We could also see more obvious Ukrainian false starts along the 1,000-kilometer (620-mile) front line. According to the West, Ukraine must make occupied Kherson still appear vulnerable to a major amphibious assault along the Dnieper River. and to the east, Bakhmut must still seem precariously threatened with its city surrounded by a renewed Ukrainian advance. And between these two sides, the vast southern front of Russian-controlled Zaporozhye must also remain vulnerable to the rapid advance of better-equipped and more precisely trained NATO forces through Russian fortifications.

Firefighters work on a parking lot damaged by debris from Russian missiles, amid a Russian attack on Ukraine, in Kiev, Ukraine, May 16, 2023. Pavlo Petrov/State Emergency Service of Ukraine/Reuters How Ukraine broke data on Russian airstrike with this Western weapon

Moscow cannot afford to lose on any of those three fronts. But he may be forced to choose - to set priorities - and with that choice will come the first danger of a wider strategic defeat for Putin.

Lose any of these occupation "prizes" and the whole project will look weaker than when the Kremlin had to admit, for whatever reason, that it had been attacked by drones in the heart of Moscow. A public, strategic loss could put the Russian ranks at risk of general panic and collapse.

Zelensky's most characteristic comments about the operation were perhaps his repeated and clarion call for more Western weapons: he said victory was assured, but that without better equipment, more Ukrainian lives would be lost sooner.
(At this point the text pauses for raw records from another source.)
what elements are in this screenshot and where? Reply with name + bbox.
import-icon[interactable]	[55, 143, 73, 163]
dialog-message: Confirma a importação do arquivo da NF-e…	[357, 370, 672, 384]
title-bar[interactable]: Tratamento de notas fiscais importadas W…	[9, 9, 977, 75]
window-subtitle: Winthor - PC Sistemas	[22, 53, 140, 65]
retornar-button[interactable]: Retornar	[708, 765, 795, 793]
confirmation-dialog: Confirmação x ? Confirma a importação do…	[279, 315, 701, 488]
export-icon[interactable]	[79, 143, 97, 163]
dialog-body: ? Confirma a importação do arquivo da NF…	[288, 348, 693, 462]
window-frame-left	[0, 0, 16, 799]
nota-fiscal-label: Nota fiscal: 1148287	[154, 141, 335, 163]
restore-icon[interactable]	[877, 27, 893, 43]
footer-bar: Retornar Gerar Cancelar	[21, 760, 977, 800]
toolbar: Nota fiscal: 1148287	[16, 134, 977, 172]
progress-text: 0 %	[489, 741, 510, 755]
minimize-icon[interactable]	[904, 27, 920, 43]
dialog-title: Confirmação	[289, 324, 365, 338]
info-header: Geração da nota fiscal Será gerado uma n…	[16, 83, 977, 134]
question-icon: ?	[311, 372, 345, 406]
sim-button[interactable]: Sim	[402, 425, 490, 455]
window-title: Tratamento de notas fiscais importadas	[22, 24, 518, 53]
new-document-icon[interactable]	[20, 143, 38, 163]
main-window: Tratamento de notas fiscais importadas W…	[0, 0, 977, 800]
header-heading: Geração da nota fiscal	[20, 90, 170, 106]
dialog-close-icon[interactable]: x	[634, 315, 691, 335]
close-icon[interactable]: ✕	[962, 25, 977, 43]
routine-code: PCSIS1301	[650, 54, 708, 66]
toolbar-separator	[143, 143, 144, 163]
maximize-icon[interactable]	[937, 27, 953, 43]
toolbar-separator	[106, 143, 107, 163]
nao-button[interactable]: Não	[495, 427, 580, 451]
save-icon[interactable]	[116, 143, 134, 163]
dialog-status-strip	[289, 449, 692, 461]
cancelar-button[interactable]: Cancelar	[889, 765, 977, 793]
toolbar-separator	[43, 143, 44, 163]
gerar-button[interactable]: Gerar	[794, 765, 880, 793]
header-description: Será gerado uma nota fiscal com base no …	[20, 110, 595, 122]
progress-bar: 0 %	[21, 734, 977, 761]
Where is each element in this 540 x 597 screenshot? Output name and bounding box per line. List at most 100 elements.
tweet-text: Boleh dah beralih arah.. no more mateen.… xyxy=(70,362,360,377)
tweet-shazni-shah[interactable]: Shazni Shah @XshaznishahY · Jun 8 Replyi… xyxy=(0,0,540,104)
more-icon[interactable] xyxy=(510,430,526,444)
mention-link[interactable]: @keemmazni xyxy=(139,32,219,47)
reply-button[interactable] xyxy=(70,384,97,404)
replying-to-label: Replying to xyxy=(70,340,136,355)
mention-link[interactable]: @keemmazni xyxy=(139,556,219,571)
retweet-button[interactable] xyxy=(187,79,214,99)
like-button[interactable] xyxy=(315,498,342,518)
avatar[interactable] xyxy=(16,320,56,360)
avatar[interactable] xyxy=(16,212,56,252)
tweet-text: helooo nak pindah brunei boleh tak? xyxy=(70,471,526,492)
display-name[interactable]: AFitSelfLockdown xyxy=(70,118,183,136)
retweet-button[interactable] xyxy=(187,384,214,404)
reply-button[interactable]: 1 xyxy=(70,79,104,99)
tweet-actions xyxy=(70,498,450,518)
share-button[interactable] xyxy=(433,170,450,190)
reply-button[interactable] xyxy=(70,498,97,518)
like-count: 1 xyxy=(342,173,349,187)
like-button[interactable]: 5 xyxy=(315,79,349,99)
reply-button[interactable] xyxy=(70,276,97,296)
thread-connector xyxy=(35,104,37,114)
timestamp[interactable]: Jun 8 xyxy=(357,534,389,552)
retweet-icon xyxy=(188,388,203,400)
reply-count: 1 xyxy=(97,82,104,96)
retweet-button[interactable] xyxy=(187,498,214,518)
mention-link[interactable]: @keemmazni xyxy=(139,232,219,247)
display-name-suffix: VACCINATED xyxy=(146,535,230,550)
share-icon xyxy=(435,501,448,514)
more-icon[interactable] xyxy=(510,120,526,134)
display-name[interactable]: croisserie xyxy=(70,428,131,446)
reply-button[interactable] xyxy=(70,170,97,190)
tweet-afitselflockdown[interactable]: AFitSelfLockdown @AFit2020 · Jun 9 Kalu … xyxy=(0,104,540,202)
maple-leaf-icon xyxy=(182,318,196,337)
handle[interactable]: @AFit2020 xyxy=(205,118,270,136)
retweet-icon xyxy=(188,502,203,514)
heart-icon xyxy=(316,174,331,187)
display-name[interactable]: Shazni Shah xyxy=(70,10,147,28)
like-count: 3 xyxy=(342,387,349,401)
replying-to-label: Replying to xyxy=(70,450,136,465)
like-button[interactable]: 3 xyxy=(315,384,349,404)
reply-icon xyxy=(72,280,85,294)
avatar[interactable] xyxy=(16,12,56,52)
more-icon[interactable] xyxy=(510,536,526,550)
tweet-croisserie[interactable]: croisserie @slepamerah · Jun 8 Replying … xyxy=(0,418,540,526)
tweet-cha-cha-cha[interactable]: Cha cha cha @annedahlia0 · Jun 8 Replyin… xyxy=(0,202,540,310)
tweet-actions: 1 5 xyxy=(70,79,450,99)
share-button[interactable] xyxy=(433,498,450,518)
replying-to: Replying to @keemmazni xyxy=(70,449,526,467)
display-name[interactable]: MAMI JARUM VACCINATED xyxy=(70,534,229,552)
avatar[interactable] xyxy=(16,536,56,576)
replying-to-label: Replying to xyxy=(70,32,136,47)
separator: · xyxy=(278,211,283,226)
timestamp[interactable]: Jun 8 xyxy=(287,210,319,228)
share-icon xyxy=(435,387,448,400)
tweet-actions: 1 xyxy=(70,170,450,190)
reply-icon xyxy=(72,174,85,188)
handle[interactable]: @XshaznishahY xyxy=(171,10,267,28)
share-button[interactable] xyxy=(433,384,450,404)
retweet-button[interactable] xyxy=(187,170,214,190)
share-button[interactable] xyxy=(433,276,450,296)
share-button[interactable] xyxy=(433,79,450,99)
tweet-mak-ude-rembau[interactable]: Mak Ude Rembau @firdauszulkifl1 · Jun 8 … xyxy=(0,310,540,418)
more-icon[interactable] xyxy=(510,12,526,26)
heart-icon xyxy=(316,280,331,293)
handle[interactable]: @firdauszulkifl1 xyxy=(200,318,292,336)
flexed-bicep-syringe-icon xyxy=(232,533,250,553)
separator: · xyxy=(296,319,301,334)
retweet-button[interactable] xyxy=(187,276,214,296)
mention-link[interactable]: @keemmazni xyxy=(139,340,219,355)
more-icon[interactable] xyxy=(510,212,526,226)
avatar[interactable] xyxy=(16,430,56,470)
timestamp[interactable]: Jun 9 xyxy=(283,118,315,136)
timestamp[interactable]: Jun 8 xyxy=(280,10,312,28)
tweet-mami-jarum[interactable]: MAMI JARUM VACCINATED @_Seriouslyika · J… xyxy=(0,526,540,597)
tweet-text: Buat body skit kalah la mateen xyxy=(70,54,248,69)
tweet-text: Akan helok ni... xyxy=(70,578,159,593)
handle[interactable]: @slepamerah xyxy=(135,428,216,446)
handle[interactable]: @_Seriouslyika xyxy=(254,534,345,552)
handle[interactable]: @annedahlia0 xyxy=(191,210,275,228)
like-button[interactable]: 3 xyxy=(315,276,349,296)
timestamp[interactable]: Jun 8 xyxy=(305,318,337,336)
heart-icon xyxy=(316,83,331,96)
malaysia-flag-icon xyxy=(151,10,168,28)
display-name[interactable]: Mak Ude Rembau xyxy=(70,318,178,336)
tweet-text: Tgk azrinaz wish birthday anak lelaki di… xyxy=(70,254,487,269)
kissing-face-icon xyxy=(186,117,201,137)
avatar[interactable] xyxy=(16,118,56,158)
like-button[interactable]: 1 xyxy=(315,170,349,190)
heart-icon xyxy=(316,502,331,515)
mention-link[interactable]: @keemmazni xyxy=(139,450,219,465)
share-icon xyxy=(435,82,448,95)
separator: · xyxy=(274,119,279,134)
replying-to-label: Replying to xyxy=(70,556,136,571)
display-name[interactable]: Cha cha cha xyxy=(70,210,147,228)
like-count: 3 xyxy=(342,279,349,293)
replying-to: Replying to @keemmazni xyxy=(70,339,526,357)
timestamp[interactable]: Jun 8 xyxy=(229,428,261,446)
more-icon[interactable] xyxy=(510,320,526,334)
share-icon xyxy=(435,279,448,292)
This is the key principle of the campaign in Kyiv so far: the sanctity of Ukrainian life. Their losses are undoubtedly considerable, but they accept them much less than the enemy.

An all-out attack on weakened Russian positions – where supply chains, command and morale are likely to be weak – is possible from Kiev at any time. However, several weeks of Russian confusion, hyperbole and public self-criticism are likely to reduce Kiev's ultimate human cost.

While Moscow's mixed messages may herald rare signs of internal fissures, Kiev's messages are a sign of purposefulness and determination.